あれから、ザックスはやっと体を起こし朝ご飯のある一階へと降りてきた。それを見て、エアリスのお母さんが少し顔をゆるませた。

「…戻ってきてくれて、ありがとうね。」

小さな声でエアリスがどれだけ心配をしていたのか、どれだけ楽しそうにザックスとのことを話していたのかをこっそりとザックスに話していた。ザックスは嬉しそうに何回もうなずいていた。
やがてお母さんは用事があるからと席を立ち、俺たち三人が残された。

「飯うめぇ!エアリス、天才!」

確かに久しぶりに食べたまともなご飯は、すごくおいしかった。
エアリスは照れたように顔を少しうつむかせた。
「ザックスは大げさ!」
「なんで?マジ一番うまいって!なぁ、クラウド?」

「え!…あ、あぁ。」

突然話をふられて戸惑ってしまった。エアリスが心配したように俺を見つめていた。

「口、あわなかった…かな?」

「そんなことない!」

ガタンと慌てたためにイスを倒してしまった。二人が目を丸くして、俺を見ていた。

「わ…悪い…。」

「あははは!それなら良かった。」

「あれだな、クラウドの母ちゃんの料理もうまかったもんな。」

俺の頭はいまだに混乱していた。二人の様子から見ると、どうやらニブルヘイムへの任務に行ってセフィロスが狂った事件は本当に起こったようだった。しかし、村が焼かれる前にザックスが異変に気がつき、セフィロスを倒したらしい。しかし、俺たちとセフィロスは撃ち合いに近い形で倒れそこを北条博士に見つかり神羅屋敷で魔胱漬けにされていたらしい。ザックスが気がつき、なんとか逃げ出し今はそれから四年の月日がたっているそうだ。
今ではセフィロスではなくザックスが英雄として語られていた。

真実がなんなのか…俺にはよくわからなかった。
「そーいや、さっき神羅がどうとか言ってたよな?」

食事が終わり、一息ついているとザックスが問いかけてきた。そうだった。さっきルーファスから連絡が来たんだった。

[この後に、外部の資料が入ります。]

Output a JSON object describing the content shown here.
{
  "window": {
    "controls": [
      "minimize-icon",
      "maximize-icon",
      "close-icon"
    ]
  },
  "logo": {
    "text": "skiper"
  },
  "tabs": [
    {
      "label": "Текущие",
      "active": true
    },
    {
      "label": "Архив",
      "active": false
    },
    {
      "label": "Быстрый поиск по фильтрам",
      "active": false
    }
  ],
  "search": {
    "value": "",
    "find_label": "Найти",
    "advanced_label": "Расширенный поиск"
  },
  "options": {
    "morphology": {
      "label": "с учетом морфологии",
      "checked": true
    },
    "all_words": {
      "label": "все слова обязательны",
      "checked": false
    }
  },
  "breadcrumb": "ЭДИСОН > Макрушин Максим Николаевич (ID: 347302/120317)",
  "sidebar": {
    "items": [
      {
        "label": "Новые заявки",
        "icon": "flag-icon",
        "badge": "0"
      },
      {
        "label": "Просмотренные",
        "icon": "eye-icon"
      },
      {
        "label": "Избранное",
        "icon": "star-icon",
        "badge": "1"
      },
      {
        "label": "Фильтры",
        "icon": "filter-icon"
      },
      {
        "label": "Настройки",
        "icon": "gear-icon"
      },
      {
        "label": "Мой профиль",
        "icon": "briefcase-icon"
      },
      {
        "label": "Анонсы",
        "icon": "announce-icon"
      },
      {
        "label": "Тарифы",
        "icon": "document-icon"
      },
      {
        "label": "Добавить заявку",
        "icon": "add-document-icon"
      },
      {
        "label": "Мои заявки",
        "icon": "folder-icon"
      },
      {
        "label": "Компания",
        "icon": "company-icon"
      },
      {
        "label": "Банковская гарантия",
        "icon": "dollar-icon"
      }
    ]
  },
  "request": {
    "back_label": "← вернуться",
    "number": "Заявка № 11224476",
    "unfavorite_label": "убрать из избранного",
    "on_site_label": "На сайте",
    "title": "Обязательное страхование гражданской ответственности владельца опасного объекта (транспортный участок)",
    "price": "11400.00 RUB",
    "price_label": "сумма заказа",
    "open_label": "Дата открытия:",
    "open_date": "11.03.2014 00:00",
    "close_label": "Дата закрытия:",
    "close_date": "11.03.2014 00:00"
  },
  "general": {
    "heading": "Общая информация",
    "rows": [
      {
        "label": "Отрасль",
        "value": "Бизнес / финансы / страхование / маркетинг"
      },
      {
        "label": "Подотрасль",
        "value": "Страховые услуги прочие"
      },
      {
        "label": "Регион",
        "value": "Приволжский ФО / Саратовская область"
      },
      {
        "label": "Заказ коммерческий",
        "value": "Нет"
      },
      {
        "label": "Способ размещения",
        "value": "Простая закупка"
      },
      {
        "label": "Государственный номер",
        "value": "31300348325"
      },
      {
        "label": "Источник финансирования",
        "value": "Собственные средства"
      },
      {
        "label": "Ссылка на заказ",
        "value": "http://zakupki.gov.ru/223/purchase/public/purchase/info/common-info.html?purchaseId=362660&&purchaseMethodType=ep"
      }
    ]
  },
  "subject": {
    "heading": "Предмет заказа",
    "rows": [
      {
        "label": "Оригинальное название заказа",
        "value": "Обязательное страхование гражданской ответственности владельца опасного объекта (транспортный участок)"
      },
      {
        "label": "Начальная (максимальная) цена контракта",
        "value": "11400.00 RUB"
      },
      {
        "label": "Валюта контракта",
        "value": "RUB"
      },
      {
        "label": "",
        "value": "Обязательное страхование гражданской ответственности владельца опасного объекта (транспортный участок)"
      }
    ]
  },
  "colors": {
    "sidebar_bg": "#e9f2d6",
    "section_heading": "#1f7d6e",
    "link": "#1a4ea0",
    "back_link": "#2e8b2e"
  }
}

「あ…なんか…表彰したいから、神羅に戻ってこいって。」

エアリスが複雑そうな顔をしていた。

ソルジャーはおかしい。
ザックスはふーんと息を吐き出すと、その場でスクワットを始めた。

「今更…戻れるかっちゅーの!俺とクラウドはもう神羅の犬じゃねぇ!」
俺とエアリスはその姿を見つめていた。そして何回かスクワットをするとザックスは笑顔を振りまいた。

「俺とクラウドはなんでも屋を始めんだよな!な、クラウド!」

「なんでも屋?」

エアリスの不思議そうな声が響いた。



ー俺はクラウドだ。仕事は…。仕事は「なんでも屋」だ。ー

ーはぁ…なんでも屋さん。ー

ーなんでもやるのさ。何がおかしい!どうして笑う!ー

ーごめんなさい…でも、ね。ねぇ、クラウド。ボディガードも仕事のうち?何でも屋さん、でしょ?ー

ー…そうだけどな。ー

ーここから連れ出して。家まで、連れてって。ー
ーお引き受けしましょう。しかし、安くはない。ー

ーじゃあねぇ…。デート1回!ー


「そうだよ!危険なこと面倒なこと報酬次第でなんでもやる!儲かるぞ~!」

楽しそうにザックスは夢を語っていた。夢と誇りはいつだって手離さない…ザックスはそういうやつだ。

「じゃあ、依頼!私のボディガード…してくれる?」

上目遣いにエアリスが提案してきた。ザックスはよっしゃ!とガッツポーズをした。

「お安いご用だぜ!ただし報酬にはデート一回してもらうからな。な、クラウド?」

俺も知らないうちに笑っていた。

「あぁ…そうだな。」

二人でいたら、俺たちはなんにも怖くない。
ザックスがいるなら、俺たちは無敵だ。